A questão da governança é central nas polêmicas em torno da BR-319. Com a provável excepção de alguns elementos criminosos, praticamente todos querem a governança. Ao mesmo tempo, “cenários de governaça” irrealistas proporcionam uma desculpa para aprovar projetos que conduzem a impactos desastrosos. O desejo quase universal pela governança pode ser facilmente aproveitado para promover projetos como a BR-319.
O discurso político atingiu níveis surpreendentes neste esforço, como a afirmação dos políticos de Manaus de que a BR-319 será um “exemplo sustentável para o mundo” (Figura 21), ou a afirmação do atual ministro dos transportes de que a BR-319 será “a rodovia mais sustentável e mais verde do planeta” [1]. O primeiro EIA apresentou o Parque Nacional de Yellowstone como exemplo de como seria a BR-319 com “governança forte”, e incluiu um mapa desse parque com as estradas pelas quais milhões de turistas circulam sem cortar uma única árvore ([2], vol. 1, p. 185; Ver [3]).
A noção de que governança pode tornar a BR-319 “ambientalmente viável” é perigosa, pois decisões precisam ser tomadas com base nas experiências com o que acontece na realidade com a abertura de rodovias amazônicas. Até precisa fazer isto com uma aplicação do princípio da precaução, devido à gravidade dos impactos caso o cenário previsto não se realiza, mesmo sem exagero do poder de governança (ver [5, 6]).
O melhor exemplo é a BR-163, onde houve um grande esforço para governança através do Plano BR-163 sustentável, mas a rodovia se tornou um dos principais focos de desmatamento ilegal, grilagem, garimpagem e outros crimes ambientais (veja referências em [7]). Infelizmente, confiança injustificável no poder de governança é marcante em discussões da BR-319 (e.g., [8]), e é o raciocínio da recente grupo de trabalho sobre a BR-310 organizado pelo DNIT [9, 10]. [11]
A foto que abre este artigo mostra a manutenção da BR 319 no trecho entre Porto Velho e Humaitá, onde uma tubulação rompeu abriu um grande buraco na pista (foto: Alberto César Araújo/Amazônia Real/22/03/2023).
Notas
[1] ClimaInfo. 2023. Recursos do Fundo Amazônia podem parar na BR-319, que corta a floresta. ClimaInfo, 18 de agosto de 2023.
[2] DNIT (Departamento Nacional de Infra-Estrutura de Transportes). 2009. Estudo de impacto ambiental da reconstrução da BR-319.
[3] Fearnside, P.M. & P.M.L.A. Graça. 2009. BR-319: A rodovia Manaus-Porto Velho e o impacto potencial de conectar o arco de desmatamento à Amazônia central. Novos Cadernos NAEA 12(1): 19-50.
[4] Amazonas em Tempo. 2020. BR-319 será exemplo sustentável para o mundo, dizem deputados. Amazonas em Tempo, 22 de setembro de 2020.
[5] Fearnside, P.M. 1997. Limiting factors for development of agriculture and ranching in Brazilian Amazonia. Revista Brasileira de Biologia 57(4): 531-549.

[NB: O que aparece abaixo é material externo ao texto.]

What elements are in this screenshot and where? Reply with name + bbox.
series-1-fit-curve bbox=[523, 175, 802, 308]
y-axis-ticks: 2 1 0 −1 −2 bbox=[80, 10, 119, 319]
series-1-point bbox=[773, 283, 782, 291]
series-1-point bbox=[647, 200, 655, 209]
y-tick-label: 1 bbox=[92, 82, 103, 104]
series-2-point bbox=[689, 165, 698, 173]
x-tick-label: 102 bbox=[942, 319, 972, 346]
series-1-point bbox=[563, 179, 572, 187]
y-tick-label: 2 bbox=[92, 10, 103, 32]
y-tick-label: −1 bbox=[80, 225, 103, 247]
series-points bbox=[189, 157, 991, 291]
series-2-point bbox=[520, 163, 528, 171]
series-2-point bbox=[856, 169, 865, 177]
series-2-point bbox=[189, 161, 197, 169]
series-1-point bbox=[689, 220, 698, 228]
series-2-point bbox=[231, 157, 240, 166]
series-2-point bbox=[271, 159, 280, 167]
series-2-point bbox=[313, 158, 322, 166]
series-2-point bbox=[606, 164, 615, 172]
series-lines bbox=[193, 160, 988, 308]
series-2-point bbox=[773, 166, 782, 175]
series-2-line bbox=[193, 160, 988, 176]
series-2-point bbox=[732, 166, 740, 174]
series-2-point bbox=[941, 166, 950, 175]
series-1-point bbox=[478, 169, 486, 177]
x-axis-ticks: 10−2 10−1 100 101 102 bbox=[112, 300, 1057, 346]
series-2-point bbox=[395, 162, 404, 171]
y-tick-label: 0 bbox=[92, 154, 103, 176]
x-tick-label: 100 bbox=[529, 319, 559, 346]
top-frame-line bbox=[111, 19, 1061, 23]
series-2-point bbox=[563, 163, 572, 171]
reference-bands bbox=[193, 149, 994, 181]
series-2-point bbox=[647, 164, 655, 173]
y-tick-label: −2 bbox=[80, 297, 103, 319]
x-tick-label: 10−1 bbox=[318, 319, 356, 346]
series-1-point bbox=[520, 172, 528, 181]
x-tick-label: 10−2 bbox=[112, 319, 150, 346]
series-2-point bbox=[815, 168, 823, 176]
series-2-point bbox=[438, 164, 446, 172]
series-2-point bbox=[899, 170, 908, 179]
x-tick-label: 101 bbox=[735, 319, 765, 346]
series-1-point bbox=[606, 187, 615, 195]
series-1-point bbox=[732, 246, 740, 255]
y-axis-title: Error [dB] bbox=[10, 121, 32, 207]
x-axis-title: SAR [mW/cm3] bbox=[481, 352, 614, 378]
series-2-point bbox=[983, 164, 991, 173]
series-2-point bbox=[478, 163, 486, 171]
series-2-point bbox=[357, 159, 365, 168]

[6] Fearnside, P.M. 2022d. Fatores limitantes para o desenvolvimento da agropecuária na Amazônia brasileira. p. 135-156. In: Fearnside, P.M. (ed.) Destruição e Conservação da Floresta Amazônica. Editora do INPA, Manaus. 356 p
[7] Fearnside, P.M. 2024. A BR-319 e o fantasma da ditadura -1: “Segurança nacional”. Amazônia Real, 09 de abril de 2024.
[8] FGVces (Fundação Getúleo Vargas). 2021. Agenda de desenvolvimento territorial para a região da BR-319: Fortalecendo territórios de bem viver. Centro de Estudos em Sustentabilidade da Fundação Getulio Vargas, São Paulo, SP. 439 pp.
[9] Fearnside, P.M. 2024. BR-319: O perigo chega a um momento crítico. Amazônia Real, 15 de fevereiro de 2024.
[10] Pajolla, M. 2024. Reconstrução da BR-319 é ‘prioridade’ do governo federal, diz relatório do Ministério dos Transportes. Brasil de Fato, 22 de março de 2024.
[11] Os textos desta série fazem parte de uma revisão de literatura solicitada pelo Ministério do Meio Ambiente e Mudança do Clima.